Last year, the UK came together with 193 countries and agreed 17 ambitious sustainable development goals. The Global Goals promised to overcome a vast range of inequalities: from eliminating poverty, health inequality and hunger, to tackling climate change, and ending violence against women and girls by 2030.

The UK fought hard for the inclusion of contentious issues such as goal five (gender equality) targets on female genital mutilation, early and forced marriage, and sexual and reproductive health, and goal 16 on peaceful and inclusive societies.

The Commons environmental audit committee, which I chair, launched an inquiry in November, to focus on the measurement and delivery of the goals in the UK. These goals aren’t just for developing countries; we need to practise what we preach.

The UK is one of the most unequal countries in the developed world and the Institute for Fiscal Studies predicts that young people will be poorer than their parents at every stage of life. Almost 13 million people in the UK are living in poverty, and a growing number of those in poverty are now those in work.

At a time when the government has redesigned targets set in Labour’s 2010 Child Poverty Act and removed the definition of child poverty from legislation, the Global Goals will hold Theresa May to account on her pledge to tackle poverty and exclusion in the UK.

However, the international development select committee expressed concern earlier this year, criticising the “insufficient” progress made towards applying the goals in the UK, and a “worrying lack of engagement” by government departments. And now the Office for National Statistics has delayed its consultation on the measurement of the Global Goals, originally scheduled to launch on November 29.

The Global Goals must be on the radar of every secretary of state and minister; not just the secretary of state for International Development.
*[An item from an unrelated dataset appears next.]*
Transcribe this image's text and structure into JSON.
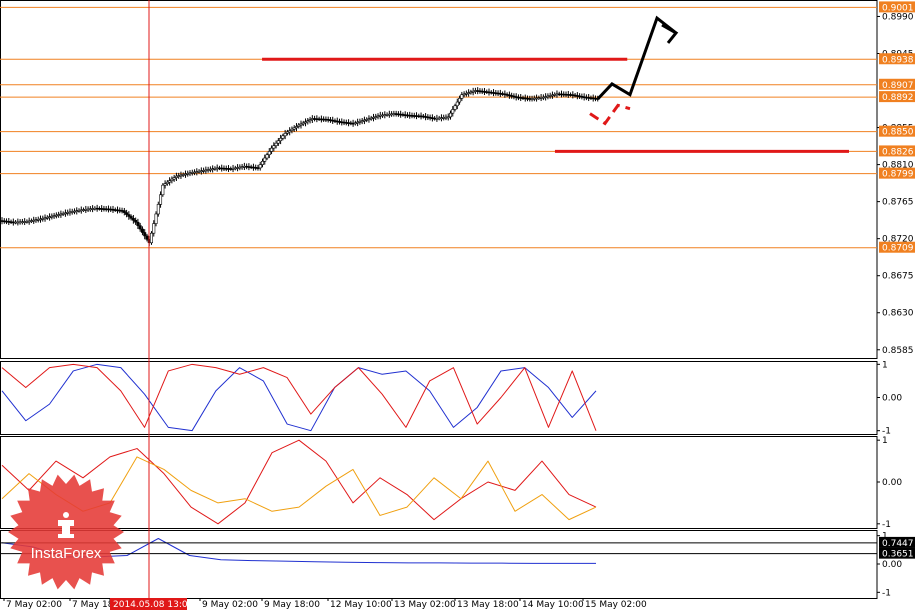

Female genital mutilation, for example, has been illegal in the UK since 1985, but last year the Health and Social Care Information Centre recorded over 5,700 new cases in England, showing there is still much to do to end this abuse domestically.

And at a time when the women and equalities select committee has found the “widespread sexual harassment on a regular basis” of young women in our schools, why is sex and relationship education not a mandatory part of curriculum delivery?

What gets measured gets done. Measurement of the Global Goals is a powerful transformational tool to build a better world in the UK. Brexit, and its distractions, should not deflect politicians of all parties from a central goal of making life better for the people of this country.

Mary Creagh is MP for Wakefield and a former shadow secretary of state for international development.